The top layer or outermost layer on the optical effect layer 4 may, for example, be a protective layer not shown here, which protects the entire layer and/or ply structure from mechanical damage such as scratches, grooves or the like. The protective layer could also be arranged on the side of the base layer 9 facing away from the optical effect layer. A double-sided arrangement would also be conceivable. Preferably, the protective layer may also be used to achieve a flat surface for the safety element 1.
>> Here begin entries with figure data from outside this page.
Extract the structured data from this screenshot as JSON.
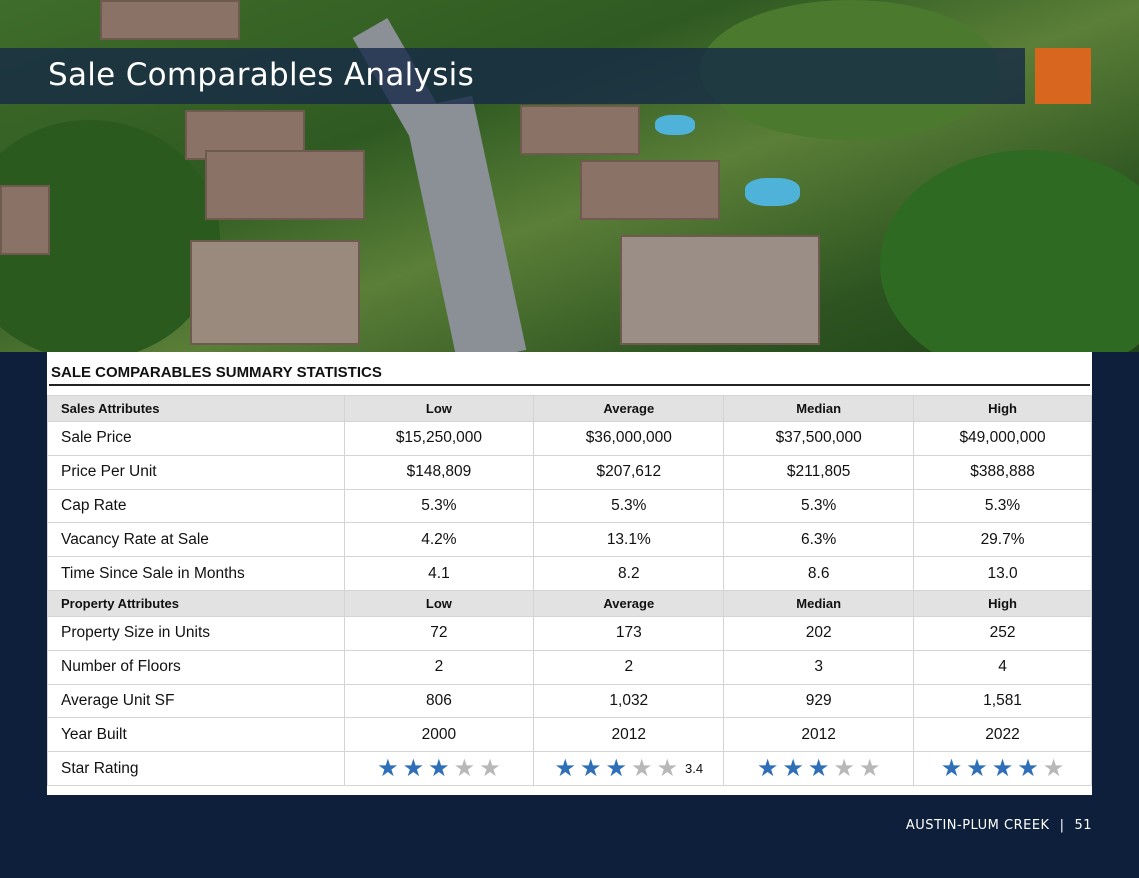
{
  "page": {
    "title": "Sale Comparables Analysis"
  },
  "table": {
    "heading": "SALE COMPARABLES SUMMARY STATISTICS",
    "sales_header": [
      "Sales Attributes",
      "Low",
      "Average",
      "Median",
      "High"
    ],
    "sales_rows": [
      [
        "Sale Price",
        "$15,250,000",
        "$36,000,000",
        "$37,500,000",
        "$49,000,000"
      ],
      [
        "Price Per Unit",
        "$148,809",
        "$207,612",
        "$211,805",
        "$388,888"
      ],
      [
        "Cap Rate",
        "5.3%",
        "5.3%",
        "5.3%",
        "5.3%"
      ],
      [
        "Vacancy Rate at Sale",
        "4.2%",
        "13.1%",
        "6.3%",
        "29.7%"
      ],
      [
        "Time Since Sale in Months",
        "4.1",
        "8.2",
        "8.6",
        "13.0"
      ]
    ],
    "property_header": [
      "Property Attributes",
      "Low",
      "Average",
      "Median",
      "High"
    ],
    "property_rows": [
      [
        "Property Size in Units",
        "72",
        "173",
        "202",
        "252"
      ],
      [
        "Number of Floors",
        "2",
        "2",
        "3",
        "4"
      ],
      [
        "Average Unit SF",
        "806",
        "1,032",
        "929",
        "1,581"
      ],
      [
        "Year Built",
        "2000",
        "2012",
        "2012",
        "2022"
      ]
    ],
    "star_row": {
      "label": "Star Rating",
      "max": 5,
      "ratings": [
        {
          "filled": 3,
          "label": ""
        },
        {
          "filled": 3,
          "label": "3.4"
        },
        {
          "filled": 3,
          "label": ""
        },
        {
          "filled": 4,
          "label": ""
        }
      ]
    }
  },
  "footer": {
    "property": "AUSTIN-PLUM CREEK",
    "page_number": "51"
  },
  "colors": {
    "navy": "#0d1f3a",
    "accent": "#d9661f",
    "star_on": "#2e6fb7",
    "star_off": "#b8b8b8"
  },
  "icons": {
    "star": "star-icon"
  }
}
It should be mentioned that the layer structure and the arrangement of further layers depends on the way in which the security element is attached to a security object, as the side of the security element to be viewed after attachment is decisive. This means that the visible side can be viewed from above, as shown in the figures, but it is also possible to view the safety element from below, e.g. through a carrier.
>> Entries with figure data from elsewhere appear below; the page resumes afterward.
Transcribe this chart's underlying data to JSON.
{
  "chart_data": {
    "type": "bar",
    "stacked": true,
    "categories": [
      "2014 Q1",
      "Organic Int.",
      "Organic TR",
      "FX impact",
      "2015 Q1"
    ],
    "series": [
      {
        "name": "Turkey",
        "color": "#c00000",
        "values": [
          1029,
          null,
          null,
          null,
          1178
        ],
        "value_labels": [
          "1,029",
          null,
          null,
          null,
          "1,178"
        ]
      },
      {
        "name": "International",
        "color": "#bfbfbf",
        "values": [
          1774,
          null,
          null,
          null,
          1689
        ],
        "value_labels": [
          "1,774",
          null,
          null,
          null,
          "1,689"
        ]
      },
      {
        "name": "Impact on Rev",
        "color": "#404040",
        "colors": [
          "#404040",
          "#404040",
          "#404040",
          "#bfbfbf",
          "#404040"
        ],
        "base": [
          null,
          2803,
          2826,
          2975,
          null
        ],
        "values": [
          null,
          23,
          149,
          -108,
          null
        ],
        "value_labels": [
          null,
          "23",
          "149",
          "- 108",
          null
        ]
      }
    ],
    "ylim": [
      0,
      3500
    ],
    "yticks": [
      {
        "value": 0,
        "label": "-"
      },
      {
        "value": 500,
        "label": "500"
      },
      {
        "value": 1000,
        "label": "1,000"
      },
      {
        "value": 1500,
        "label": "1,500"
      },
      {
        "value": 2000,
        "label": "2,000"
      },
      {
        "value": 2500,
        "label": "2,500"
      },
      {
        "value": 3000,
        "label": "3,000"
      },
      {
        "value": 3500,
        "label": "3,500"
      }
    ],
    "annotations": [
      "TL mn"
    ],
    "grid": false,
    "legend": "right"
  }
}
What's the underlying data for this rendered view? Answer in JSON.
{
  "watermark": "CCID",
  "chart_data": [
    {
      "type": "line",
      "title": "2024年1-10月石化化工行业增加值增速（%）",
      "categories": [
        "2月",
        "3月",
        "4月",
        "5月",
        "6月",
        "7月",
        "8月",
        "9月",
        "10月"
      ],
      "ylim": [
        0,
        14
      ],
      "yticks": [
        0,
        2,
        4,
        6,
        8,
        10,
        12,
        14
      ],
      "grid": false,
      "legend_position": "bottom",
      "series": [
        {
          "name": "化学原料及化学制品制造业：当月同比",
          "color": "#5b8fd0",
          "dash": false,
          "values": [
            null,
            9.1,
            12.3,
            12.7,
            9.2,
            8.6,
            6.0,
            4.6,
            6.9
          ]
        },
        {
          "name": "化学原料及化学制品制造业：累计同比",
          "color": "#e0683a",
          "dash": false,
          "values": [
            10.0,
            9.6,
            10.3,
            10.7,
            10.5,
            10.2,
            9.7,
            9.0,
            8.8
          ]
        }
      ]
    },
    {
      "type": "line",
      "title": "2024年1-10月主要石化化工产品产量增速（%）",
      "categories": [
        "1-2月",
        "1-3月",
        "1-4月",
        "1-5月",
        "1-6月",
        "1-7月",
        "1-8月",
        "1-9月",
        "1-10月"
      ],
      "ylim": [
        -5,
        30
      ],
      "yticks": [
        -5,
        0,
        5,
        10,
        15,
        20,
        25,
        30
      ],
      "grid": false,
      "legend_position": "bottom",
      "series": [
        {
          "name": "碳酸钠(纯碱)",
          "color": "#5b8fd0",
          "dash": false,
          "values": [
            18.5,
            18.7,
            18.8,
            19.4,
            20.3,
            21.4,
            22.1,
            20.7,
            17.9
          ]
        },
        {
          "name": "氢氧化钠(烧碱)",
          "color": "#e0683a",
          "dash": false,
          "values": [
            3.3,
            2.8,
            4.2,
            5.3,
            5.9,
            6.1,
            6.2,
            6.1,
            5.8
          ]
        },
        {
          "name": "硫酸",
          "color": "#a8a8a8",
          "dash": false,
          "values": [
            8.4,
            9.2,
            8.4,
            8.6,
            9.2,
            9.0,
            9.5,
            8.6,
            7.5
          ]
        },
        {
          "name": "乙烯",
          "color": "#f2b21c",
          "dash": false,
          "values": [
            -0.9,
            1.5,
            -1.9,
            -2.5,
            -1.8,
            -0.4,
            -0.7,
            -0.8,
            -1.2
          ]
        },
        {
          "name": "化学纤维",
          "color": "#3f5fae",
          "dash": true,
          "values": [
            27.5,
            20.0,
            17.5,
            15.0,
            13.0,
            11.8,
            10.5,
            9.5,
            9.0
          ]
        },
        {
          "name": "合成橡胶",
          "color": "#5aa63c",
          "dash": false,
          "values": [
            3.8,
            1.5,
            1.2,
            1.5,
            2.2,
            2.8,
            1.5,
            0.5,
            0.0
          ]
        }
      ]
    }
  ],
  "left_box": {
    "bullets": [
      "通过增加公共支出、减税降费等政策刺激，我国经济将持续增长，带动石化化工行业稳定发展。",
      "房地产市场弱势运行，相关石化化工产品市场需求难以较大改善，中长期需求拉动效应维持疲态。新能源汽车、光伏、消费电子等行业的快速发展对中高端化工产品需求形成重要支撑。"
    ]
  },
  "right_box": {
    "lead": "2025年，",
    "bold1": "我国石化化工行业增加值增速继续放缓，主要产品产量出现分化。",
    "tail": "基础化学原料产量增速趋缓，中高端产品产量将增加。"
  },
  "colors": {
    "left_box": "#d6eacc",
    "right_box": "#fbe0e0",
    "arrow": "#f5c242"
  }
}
At this point it should be noted that the phrase “a layer is applied to something” should be understood to mean that the layer may be applied directly, or that there may be one or more intermediate layers between the applied layer and what the layer is applied to. It should also be noted at this point that one or more intermediate layers may be arranged between the layers described in this document. It is therefore not absolutely necessary for the layers described to contact each other. It should also be noted that the term “layer” in this document is to be understood as meaning that a layer may also be made up of several sub-layers.